すでに準備をしていた紅茶を少し高級そうなカップに注ぎ、言葉とは裏腹に優しくテーブルに置いた。


再び椅子に腰を下ろしたアランは、終わりそうに無いリカルドとの言い合いに、疲れたように項垂れた。


「……だいたい俺は、もう二度と剣を握らないって決めたんだぞ?   それはクソ親父も承諾したはずだ。……今更もう一度剣を掴めと言われても、掴む気にはならん」


暗い顔でそう言った。自分で言って過去に遡りそうになる自分の思考を振り払い、自分も紅茶を飲む。仄かに甘い香りは、廃れた心を癒してくれているようだった。


「……そうか」


アランのその言葉を聞いて、どうやら答えを得たようだ。紅茶をグイッと飲み干して、今まで重たかった腰を上げ、テーブル横に掛けてあった愛剣を掴むと、






「ーーどうやら実力行使しかなさそうだ」






シャン、と鞘から剣を抜き放った。剣身の鈍い輝きがアランの鉛色の瞳に反射する。年季の入ったその剣からは、使用者同様に殺伐とした覇気を、つかからきっさきまでくまなく感じ取れた。


「あぁ、まったく……」


なんとなくそんな気がしていたアランはふぅと脱力しながら息を吐き、軽やかに席を立ち、


「ふざけるなぁああああああッ!!」


リカルドの背後にある扉を叩き壊すように開け、全力で外へと駆け出した。あまりの速さに、目尻から漏れる涙が線を描いて宙を舞う。


「逃すと思うなよぉおおおおおッ!!」


そんなアランを狩人のようにリカルドが追いかける。その顔には焦りや怒りではなく、笑みを浮かべていた。

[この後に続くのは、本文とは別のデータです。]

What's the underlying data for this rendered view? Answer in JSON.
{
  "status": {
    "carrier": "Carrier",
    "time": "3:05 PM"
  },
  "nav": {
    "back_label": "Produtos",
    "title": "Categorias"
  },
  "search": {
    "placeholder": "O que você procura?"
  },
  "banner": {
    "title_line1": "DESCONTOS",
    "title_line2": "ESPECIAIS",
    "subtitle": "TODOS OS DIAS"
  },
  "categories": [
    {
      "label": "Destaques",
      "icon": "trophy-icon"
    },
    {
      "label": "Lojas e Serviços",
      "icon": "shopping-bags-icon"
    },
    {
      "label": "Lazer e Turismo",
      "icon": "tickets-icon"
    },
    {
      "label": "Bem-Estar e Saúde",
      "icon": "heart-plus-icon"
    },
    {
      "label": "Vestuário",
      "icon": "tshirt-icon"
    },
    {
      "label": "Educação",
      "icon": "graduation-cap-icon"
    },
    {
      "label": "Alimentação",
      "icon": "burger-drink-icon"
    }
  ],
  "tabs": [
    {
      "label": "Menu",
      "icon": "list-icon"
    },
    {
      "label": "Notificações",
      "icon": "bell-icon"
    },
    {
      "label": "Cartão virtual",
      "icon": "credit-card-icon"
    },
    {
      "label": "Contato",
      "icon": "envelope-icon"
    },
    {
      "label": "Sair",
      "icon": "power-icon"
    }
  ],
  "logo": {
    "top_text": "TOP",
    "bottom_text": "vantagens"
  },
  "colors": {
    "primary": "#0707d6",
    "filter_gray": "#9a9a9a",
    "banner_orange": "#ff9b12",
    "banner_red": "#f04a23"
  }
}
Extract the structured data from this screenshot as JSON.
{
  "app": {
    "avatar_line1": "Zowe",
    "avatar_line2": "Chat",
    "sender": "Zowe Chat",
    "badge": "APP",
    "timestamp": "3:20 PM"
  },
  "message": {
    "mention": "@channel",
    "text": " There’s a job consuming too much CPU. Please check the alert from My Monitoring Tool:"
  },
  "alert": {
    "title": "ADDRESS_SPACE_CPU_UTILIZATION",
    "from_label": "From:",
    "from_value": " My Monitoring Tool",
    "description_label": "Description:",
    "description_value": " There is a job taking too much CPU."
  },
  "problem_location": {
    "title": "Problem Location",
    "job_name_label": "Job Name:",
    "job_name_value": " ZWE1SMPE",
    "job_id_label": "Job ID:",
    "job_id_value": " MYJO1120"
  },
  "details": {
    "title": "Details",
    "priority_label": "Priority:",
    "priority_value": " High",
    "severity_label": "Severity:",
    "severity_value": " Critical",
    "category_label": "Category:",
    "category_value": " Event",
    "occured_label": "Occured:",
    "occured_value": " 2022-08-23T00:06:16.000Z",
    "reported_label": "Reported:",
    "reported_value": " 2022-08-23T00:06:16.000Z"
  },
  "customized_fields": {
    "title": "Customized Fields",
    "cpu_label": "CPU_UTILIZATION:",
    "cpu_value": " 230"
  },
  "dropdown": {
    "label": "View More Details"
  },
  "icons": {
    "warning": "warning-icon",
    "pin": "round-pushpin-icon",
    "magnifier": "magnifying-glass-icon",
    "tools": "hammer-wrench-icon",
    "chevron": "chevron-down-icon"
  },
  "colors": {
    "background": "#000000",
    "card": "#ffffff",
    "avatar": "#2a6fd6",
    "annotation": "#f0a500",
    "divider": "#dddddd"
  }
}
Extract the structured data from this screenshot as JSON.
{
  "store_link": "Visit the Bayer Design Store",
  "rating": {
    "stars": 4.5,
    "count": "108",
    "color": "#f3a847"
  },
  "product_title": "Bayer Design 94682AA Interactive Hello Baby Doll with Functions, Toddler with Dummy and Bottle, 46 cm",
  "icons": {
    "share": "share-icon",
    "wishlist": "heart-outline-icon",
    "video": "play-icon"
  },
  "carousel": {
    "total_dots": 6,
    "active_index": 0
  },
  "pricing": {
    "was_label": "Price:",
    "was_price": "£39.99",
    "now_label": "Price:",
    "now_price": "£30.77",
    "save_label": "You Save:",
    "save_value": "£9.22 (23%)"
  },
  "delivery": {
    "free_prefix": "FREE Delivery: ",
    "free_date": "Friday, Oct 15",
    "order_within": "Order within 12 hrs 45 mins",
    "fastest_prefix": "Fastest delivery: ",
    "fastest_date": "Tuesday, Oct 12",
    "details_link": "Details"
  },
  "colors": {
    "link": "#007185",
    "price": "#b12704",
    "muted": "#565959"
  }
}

そんな二人のやり取りを、近くに住む村人達は優しげな眼差しで見つめるのである。そう、誰も止めないし咎めない。なぜならこれがここ最近の普通だからだ。


「いィィィィィィやァァァァァァッッ!?」


「はっはァァァァ!!」


二人の叫びが青いお空に木霊する。そんな二人のやり取りを、近場にいた農家達は愉快そうな笑みを浮かべて眺めていた。






今日も今日とて、帝国は平和である。